DAPI Nuclear Stain, 10mg

Stain nuclear DNA with this bright blue fluorescent dye to assess nuclear content or counterstain cells for visualization by fluorescence microscopy.

Staining Adherent Cells for Fluorescence Microscopy:

1. If fixing cells, use the fixation protocol appropriate for your sample. DAPI staining is normally performed after fixation and all other staining.
2. Equilibrate the sample briefly with phosphate-buffered saline (PBS).
3. Dilute the DAPI stock solution to 300 nM in PBS.
4. Add approximately 300 µL of this dilute DAPI staining solution to the coverslip preparation, making certain that the cells are completely covered.
5. Incubate for 1–5 minutes.
6. Rinse the sample several times in PBS. Drain excess buffer from the coverslip and mount. You may choose to use a mounting medium with an antifade reagent.
7. View the sample using a fluorescence microscope with an appropriate excitation source and emission filter. The excitation maximum for DAPI bound to dsDNA is 358 nm, and the emission maximum is 461 nm.

Staining Suspension Cells for Flow Cytometry or Microscopy:

Sample Preparation: if fixing cells, use the fixation protocol appropriate for your sample, or use the following protocol.

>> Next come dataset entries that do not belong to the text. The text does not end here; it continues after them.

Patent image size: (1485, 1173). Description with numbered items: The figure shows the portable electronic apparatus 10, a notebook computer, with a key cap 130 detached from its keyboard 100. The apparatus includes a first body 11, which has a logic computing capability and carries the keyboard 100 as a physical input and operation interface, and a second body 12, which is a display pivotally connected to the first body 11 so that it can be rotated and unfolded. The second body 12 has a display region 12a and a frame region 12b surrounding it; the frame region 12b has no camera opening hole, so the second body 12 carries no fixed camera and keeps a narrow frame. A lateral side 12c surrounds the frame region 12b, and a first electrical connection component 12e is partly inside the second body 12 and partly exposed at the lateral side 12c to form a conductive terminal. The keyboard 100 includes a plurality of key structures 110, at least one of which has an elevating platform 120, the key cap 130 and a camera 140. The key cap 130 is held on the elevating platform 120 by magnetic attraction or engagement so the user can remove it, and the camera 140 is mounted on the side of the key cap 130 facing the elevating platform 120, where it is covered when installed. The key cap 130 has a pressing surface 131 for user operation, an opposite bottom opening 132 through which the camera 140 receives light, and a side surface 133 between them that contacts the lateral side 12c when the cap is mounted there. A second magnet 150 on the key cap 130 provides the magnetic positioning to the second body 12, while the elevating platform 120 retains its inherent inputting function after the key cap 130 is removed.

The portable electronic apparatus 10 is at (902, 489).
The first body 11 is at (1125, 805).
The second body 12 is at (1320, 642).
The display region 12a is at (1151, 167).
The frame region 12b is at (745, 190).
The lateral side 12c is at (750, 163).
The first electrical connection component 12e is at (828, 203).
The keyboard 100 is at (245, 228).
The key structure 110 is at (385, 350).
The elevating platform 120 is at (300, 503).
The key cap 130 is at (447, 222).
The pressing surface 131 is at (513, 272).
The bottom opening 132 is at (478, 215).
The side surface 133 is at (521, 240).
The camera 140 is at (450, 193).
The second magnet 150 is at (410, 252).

1. Collect a cell suspension of 2×10⁵ - 1×10⁶ cells.
2. Pellet the cells by centrifugation and discard the supernatant.
3. Tap the tube to resuspend the pellet in the residual liquid and add 1 mL of PBS at room temperature.
4. Transfer the full volume of resuspended cells to 4 mL of fixative (0.5% Paraformaldehyde) by pipetting the cell suspension slowly into the fixative while vortexing at top speed. Leave the cells in fixative for 5-15 minutes.
5. Pellet the cells by centrifugation and discard the fixative.
6. Tap the tube to loosen the pellet and add 5 mL of PBS at room temperature. Allow the cells to rehydrate for 15 minutes.

Staining and Analysis:

1. Dilute the DAPI stock solution to 3 µM in staining buffer (100 mM Tris, pH 7.4, 150 mM NaCl, 1 mM CaCl2, 0.5 mM MgCl2, 0.1% Nonidet P-40). A 1 mL volume will be required for each cell sample.
2. Centrifuge the cell suspension (from Sample Preparation Step 6) and discard the supernatant. Tap to loosen the pellet and add 1 mL of 3 µM DAPI.
3. Incubate for 15 minutes at room temperature.
4. Analyze samples by flow cytometry; centrifugation is not necessary. DAPI may be used in flow cytometry systems utilizing UV excitation sources. Its emission maximum is 461 nm.
5. If the cells are to be viewed by fluorescence microscopy, centrifuge the sample, remove the supernatant, and resuspend cells in fresh staining buffer. Apply a drop of the suspension to a microscope slide, apply a coverslip and view. The excitation maximum for DAPI bound to dsDNA is 358 nm, and the emission maximum is 461 nm.